此外,该框架还支持条件图像生成,进一步扩大了其应用范围。本文通过对不同任务的实验验证,证明了In-Context LoRA作为一种通用的图像生成工具的潜力,为未来无需特定架构修改即可适应新任务的模型开发提供了新的思路。
模型链接:
https://modelscope.cn/models/iic/In-Context-LoRA
论文链接:
https://arxiv.org/pdf/2410.23775
项目链接:
https://ali-vilab.github.io/In-Context-LoRA-Page/
代码链接:
https://github.com/ali-vilab/In-Context-LoRA
关键要点
- In-Context LoRA模型是一种低秩适应方法,可以增强文本到图像的转换能力。

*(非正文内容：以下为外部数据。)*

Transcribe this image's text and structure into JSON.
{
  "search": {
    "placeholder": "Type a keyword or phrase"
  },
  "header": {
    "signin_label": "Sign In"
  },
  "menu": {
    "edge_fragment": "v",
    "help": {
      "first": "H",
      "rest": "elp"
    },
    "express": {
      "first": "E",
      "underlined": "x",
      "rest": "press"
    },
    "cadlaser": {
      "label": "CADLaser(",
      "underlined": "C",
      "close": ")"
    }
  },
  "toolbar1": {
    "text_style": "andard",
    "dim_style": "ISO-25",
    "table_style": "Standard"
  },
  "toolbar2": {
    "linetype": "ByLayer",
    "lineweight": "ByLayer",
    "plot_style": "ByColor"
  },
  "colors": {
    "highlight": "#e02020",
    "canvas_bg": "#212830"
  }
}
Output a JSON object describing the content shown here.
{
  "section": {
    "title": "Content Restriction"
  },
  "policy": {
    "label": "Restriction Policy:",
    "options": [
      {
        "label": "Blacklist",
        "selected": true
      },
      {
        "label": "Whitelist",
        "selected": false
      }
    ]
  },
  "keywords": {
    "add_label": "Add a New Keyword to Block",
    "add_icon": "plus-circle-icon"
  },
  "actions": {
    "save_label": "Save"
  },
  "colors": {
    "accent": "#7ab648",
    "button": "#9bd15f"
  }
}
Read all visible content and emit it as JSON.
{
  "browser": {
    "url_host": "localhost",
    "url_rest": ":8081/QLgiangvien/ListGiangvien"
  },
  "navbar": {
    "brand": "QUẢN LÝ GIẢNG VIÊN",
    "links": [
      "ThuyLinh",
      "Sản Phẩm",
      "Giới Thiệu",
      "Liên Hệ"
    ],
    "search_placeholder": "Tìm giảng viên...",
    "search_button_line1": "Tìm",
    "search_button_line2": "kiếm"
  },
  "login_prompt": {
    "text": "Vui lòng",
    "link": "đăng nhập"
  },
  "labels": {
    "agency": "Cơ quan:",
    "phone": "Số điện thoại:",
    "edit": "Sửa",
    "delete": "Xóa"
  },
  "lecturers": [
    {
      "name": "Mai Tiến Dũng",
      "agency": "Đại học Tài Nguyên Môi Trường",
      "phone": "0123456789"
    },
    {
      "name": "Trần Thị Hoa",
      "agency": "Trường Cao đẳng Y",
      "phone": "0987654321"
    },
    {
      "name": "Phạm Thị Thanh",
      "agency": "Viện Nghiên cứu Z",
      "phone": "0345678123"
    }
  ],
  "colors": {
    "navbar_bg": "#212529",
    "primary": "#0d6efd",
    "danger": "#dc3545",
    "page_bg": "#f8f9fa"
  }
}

- 与任务无关的框架:In-Context 是一个通用框架,但它需要针对不同应用进行特定任务的微调。
- 可定制的图像集生成:可以微调文本到图像模型以生成具有可定制内在关系的图像集。
- 图像集condition:可以根据另一组图像来条件化一组图像的生成,从而实现广泛的可控生成应用。
模型原理:
In-context-lora的出发点是假设基础文本到图像模型在各种任务中都具有一定的上下文生成能力,即使质量参差不齐。基于这一洞察力,对大型数据集进行广泛的训练是不必要的;相反,我们可以使用精心挑选的高质量图像集来激活模型的上下文能力。
另一个观察是,文本到图像模型可以从包含多个面板描述的单个提示中生成连贯的多面板图像。因此,In-context-lora简化架构,使用综合图像提示而不是要求每个图像只关注其各自的文本令牌。能够重新利用原始文本到图像架构而无需任何结构修改。

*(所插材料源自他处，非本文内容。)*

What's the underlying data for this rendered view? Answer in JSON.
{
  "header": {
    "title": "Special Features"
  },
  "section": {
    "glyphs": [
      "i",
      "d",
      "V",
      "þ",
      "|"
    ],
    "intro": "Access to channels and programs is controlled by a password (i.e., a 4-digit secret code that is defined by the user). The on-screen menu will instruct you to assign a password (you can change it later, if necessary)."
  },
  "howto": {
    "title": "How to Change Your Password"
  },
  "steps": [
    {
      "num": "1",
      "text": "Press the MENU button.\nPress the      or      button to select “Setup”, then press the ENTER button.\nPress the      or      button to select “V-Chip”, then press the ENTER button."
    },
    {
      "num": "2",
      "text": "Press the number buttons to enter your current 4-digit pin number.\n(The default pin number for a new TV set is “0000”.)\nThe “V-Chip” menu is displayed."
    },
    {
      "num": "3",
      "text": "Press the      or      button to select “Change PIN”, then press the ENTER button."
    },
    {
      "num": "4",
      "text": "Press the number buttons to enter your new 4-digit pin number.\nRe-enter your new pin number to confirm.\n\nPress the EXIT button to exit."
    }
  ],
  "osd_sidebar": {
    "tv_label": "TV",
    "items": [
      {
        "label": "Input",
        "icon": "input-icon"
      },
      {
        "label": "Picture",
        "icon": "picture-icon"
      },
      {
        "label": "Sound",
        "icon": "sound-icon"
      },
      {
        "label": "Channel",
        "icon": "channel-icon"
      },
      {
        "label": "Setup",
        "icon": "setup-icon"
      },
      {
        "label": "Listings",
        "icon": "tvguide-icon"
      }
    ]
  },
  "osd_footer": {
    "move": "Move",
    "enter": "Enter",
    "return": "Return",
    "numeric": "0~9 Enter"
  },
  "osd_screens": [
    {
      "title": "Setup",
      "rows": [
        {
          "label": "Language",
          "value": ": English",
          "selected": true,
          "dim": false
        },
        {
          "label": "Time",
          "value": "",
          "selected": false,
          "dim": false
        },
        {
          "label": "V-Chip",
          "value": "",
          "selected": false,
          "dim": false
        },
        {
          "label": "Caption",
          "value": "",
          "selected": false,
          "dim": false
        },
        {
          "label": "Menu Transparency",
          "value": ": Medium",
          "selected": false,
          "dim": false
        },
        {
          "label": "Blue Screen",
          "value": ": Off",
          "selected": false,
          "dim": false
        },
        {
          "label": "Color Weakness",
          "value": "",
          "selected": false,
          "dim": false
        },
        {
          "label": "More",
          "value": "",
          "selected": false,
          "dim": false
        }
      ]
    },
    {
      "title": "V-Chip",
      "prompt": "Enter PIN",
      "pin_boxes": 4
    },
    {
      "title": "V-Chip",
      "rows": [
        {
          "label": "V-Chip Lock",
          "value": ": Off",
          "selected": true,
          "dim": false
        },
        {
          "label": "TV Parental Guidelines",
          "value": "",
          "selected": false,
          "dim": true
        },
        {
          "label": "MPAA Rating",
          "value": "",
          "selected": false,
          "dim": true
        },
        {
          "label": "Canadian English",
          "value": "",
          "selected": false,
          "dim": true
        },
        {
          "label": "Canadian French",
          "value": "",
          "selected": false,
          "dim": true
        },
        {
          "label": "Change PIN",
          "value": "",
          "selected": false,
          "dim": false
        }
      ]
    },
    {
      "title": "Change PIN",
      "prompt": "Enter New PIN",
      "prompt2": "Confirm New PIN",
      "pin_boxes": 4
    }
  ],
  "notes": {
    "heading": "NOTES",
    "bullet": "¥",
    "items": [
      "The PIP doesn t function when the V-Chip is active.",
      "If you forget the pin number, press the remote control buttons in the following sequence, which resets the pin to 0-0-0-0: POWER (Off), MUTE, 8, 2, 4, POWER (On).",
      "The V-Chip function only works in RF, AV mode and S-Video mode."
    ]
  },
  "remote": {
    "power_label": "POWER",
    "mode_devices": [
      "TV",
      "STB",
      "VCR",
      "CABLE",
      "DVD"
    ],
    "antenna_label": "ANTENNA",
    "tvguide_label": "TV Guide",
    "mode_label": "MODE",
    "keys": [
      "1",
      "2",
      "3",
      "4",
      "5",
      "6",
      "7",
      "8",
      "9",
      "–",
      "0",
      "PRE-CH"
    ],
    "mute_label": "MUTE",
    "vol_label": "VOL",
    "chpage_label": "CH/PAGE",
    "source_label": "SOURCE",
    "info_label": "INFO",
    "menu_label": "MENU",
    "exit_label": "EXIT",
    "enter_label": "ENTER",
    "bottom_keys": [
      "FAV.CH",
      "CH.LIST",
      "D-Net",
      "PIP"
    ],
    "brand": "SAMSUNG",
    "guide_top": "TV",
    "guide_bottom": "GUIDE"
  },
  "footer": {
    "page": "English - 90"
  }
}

In-context-lora框架设计在训练过程中直接将它们合并成一个大型图像,同时生成一组图像,并将它们的标题合并为一个合并提示,该提示具有总体描述和每个面板清晰的指导。生成图像集后,将大型图像拆分为单独的面板。此外,由于文本到图像模型已经显示出上下文能力,In-context-lora不调整整个模型,而是在高质量数据的小数据集中应用低秩适应(LoRA),以触发并增强这些能力。
为了支持对额外一组图像的条件,In-context-lora使用SDEdit(一种不需要训练的方法),在一个未标记的集合上对一组图像进行补全,并将所有这些图像合并到一张大图中。
02效果体验
本次In-context lora提供了10个LoRA,分别为:情侣头像设计,电影剧照,字体设计,家居装饰,肖像插画,人像摄影,PPT模板,沙尘暴视觉效果,烟花视觉效果,视觉识别设计。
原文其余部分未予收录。